There are several parts of conda-store to consider for performance. We have tried to list them in order of performance impact that may be seen.
Worker storage
When conda-store builds a given environment it has to locally install
the environment in the directory specified in the
Traitlets
configuration CondaStore.store_directory
. Conda environments consist
of many hardlinks to small files. This means that the
store_directory
is limited to the number of
IOPS the directory can
perform. Many cloud providers have high performance storage
options. These include:
If you do not need to mount the environments via NFS into the containers we highly recommend not using NFS and using traditional block storage. Not only is it significantly cheaper but the IOPs performance will be better as well.

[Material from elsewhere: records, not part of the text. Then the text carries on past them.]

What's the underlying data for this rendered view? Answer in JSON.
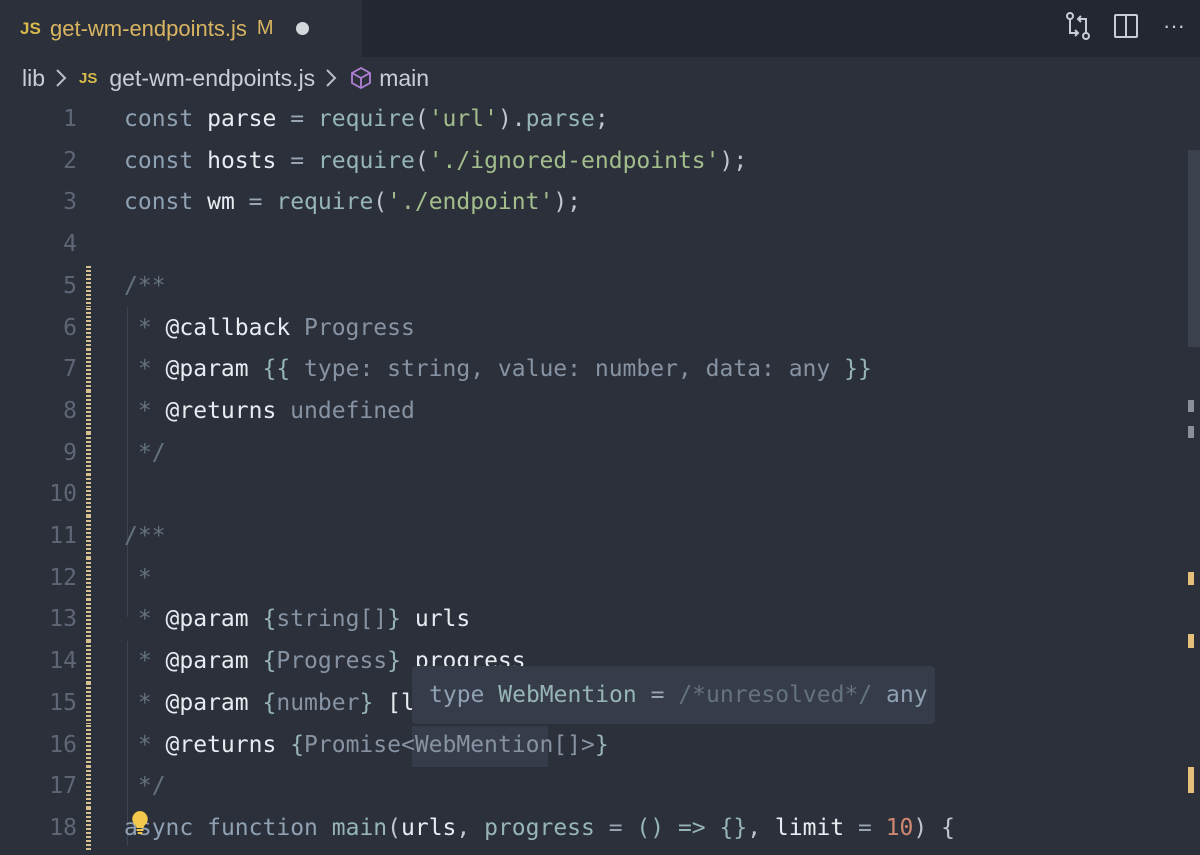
{
  "tab": {
    "js_badge": "JS",
    "filename": "get-wm-endpoints.js",
    "status": "M"
  },
  "toolbar": {
    "actions": [
      {
        "icon": "compare-changes-icon"
      },
      {
        "icon": "split-editor-icon"
      },
      {
        "icon": "more-actions-icon",
        "label": "···"
      }
    ]
  },
  "breadcrumb": {
    "folder": "lib",
    "js_badge": "JS",
    "file": "get-wm-endpoints.js",
    "symbol": "main"
  },
  "line_numbers": [
    "1",
    "2",
    "3",
    "4",
    "5",
    "6",
    "7",
    "8",
    "9",
    "10",
    "11",
    "12",
    "13",
    "14",
    "15",
    "16",
    "17",
    "18"
  ],
  "code": {
    "l1": [
      "const",
      " ",
      "parse",
      " = ",
      "require",
      "(",
      "'url'",
      ").",
      "parse",
      ";"
    ],
    "l2": [
      "const",
      " ",
      "hosts",
      " = ",
      "require",
      "(",
      "'./ignored-endpoints'",
      ");"
    ],
    "l3": [
      "const",
      " ",
      "wm",
      " = ",
      "require",
      "(",
      "'./endpoint'",
      ");"
    ],
    "l5": "/**",
    "l6": [
      " * ",
      "@callback",
      " Progress"
    ],
    "l7": [
      " * ",
      "@param",
      " ",
      "{{",
      " type: string, value: number, data: any ",
      "}}"
    ],
    "l8": [
      " * ",
      "@returns",
      " undefined"
    ],
    "l9": " */",
    "l11": "/**",
    "l12": " *",
    "l13": [
      " * ",
      "@param",
      " ",
      "{",
      "string[]",
      "}",
      " urls"
    ],
    "l14": [
      " * ",
      "@param",
      " ",
      "{",
      "Progress",
      "}",
      " progress"
    ],
    "l15": [
      " * ",
      "@param",
      " ",
      "{",
      "number",
      "}",
      " [l"
    ],
    "l16": [
      " * ",
      "@returns",
      " ",
      "{",
      "Promise<WebMention[]>",
      "}"
    ],
    "l17": " */",
    "l18": [
      "async",
      " ",
      "function",
      " ",
      "main",
      "(",
      "urls",
      ", ",
      "progress",
      " = ",
      "() => {}",
      ", ",
      "limit",
      " = ",
      "10",
      ") {"
    ]
  },
  "hover": {
    "keyword": "type",
    "name": "WebMention",
    "op": "=",
    "comment": "/*unresolved*/",
    "type": "any"
  },
  "colors": {
    "background": "#2b303b",
    "tabbar": "#232731",
    "modified": "#d9b561",
    "lightbulb": "#f2c94c"
  }
}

If you want to mount the environments in containers or running VMs NFS may be a good option for you. With NFS many cloud providers provide a high performance filesystem option at a significant premium in cost. Example of these include GCP Filestore, AWS EFS, and Azure files. Choosing an nfs storage option with low IOPS will result in long environment install times.
Network speed
While Conda does its best to cache packages, it will have to reach out
to download the repodata.json
along with the packages as well. Thus
network speeds may be important. Typically cloud environments have
plenty fast Internet.
S3 storage
All build artifacts from conda-store are stored in object storage that behaves S3 like. S3 traditionally has great performance if you use the cloud provider implementation.